Banda Aceh – Juru Bicara UNHCR (United Nations High Commissioner for Refugees) Indonesia Mitra Salima Suryono mengkritisi kaburnya tiga pengungsi Rohingya dari tempat penampungan di Balai Meuseuraya Aceh (BMA) Banda Aceh. Karena kejadian yang sama terus berulang, bisa diduga hal ini mengarah pada praktik jaringan penyelundupan.
“Termasuk menggunakan jaringan penyelundup (perjalanan tidak resmi), karena mereka tidak memiliki pilihan, dan putus asa dalam upaya mereka bersatu dengan keluarga mereka,” katanya saat dikonfirmasi di Banda Aceh pada hari Selasa (23/1).
Banyak pengungsi yang datang ke Aceh tidak memiliki identitas diri maupun dokumen perjalanan. Maka mereka tidak bisa melanjutkan perjalanan ke tujuan selanjutnya. Namun hal itu kemudian diakali dengan menempuh cara-cara ilegal, termasuk memanfaatkan jaringan penyelundupan manusia.

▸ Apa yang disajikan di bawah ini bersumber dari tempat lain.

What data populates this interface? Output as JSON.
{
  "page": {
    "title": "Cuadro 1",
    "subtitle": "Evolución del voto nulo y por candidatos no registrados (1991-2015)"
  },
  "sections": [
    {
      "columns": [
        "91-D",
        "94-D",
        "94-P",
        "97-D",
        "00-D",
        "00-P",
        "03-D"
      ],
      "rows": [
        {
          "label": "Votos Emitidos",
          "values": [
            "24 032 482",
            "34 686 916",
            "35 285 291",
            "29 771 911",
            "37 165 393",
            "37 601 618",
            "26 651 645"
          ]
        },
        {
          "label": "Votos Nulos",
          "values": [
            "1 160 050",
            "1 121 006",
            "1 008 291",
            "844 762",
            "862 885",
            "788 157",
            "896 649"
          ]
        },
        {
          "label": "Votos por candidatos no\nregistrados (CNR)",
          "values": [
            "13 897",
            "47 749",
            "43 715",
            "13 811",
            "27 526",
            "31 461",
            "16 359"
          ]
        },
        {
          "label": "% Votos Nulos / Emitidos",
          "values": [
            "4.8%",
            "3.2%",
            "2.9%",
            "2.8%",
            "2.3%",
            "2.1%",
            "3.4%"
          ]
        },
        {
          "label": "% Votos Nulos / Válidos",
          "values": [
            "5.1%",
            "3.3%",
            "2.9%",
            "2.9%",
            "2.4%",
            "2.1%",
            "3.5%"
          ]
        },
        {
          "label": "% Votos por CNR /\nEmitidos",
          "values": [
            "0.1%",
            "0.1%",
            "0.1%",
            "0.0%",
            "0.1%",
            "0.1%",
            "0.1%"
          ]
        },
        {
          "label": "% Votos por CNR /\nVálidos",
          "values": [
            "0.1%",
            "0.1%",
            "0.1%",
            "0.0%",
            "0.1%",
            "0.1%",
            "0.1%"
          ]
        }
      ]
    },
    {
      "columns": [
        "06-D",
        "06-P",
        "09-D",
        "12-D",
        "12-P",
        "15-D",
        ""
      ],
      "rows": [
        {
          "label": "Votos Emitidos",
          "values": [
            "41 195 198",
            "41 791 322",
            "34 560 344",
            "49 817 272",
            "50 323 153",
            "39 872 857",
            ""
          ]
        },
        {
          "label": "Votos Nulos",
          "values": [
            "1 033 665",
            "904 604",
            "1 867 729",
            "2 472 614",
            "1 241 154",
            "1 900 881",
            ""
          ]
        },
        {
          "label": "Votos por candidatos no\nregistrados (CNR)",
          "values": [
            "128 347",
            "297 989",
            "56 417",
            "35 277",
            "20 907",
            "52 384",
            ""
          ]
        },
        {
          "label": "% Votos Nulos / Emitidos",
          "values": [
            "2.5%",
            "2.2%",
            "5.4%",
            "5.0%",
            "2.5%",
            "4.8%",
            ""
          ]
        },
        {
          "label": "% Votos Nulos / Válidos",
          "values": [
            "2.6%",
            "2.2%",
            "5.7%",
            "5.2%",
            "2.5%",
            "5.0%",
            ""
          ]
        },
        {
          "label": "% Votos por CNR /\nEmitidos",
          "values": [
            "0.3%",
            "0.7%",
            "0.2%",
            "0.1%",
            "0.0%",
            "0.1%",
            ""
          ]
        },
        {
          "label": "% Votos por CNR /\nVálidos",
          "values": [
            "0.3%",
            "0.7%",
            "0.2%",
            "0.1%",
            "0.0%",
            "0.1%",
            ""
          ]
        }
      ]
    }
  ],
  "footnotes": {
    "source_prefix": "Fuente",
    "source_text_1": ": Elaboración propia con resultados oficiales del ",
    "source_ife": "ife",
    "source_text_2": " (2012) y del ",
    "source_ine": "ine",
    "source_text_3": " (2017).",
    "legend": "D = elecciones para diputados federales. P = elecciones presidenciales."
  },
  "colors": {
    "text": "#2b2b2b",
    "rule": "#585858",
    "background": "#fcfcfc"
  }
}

Beberapa pengungsi mengatakan keputusan kabur dari tempat penampungan karena ingin bersatu dengan kerabatnya yang sudah ada di negara lain. Para perempuan, pria, dan anak-anak yang rentan tetap memutuskan untuk melanjutkan perjalanan seperti itu walau sangat beresiko.
Mitra mengaku pihaknya terus berusaha mengedukasi para pengungsi agar tidak lagi melakukan perjalanan ilegal.
“Sebagai upaya pencegahan, konseling ini kami sampaikan secara rutin kepada para pengungsi. Akan tetapi, sebagai solusi jangka panjang, diperlukan kerjasama antar negara di kawasan ini. Setiap negara diharapkan berkontribusi dalam semangat pemerataan tanggung jawab,” tandas Mitra.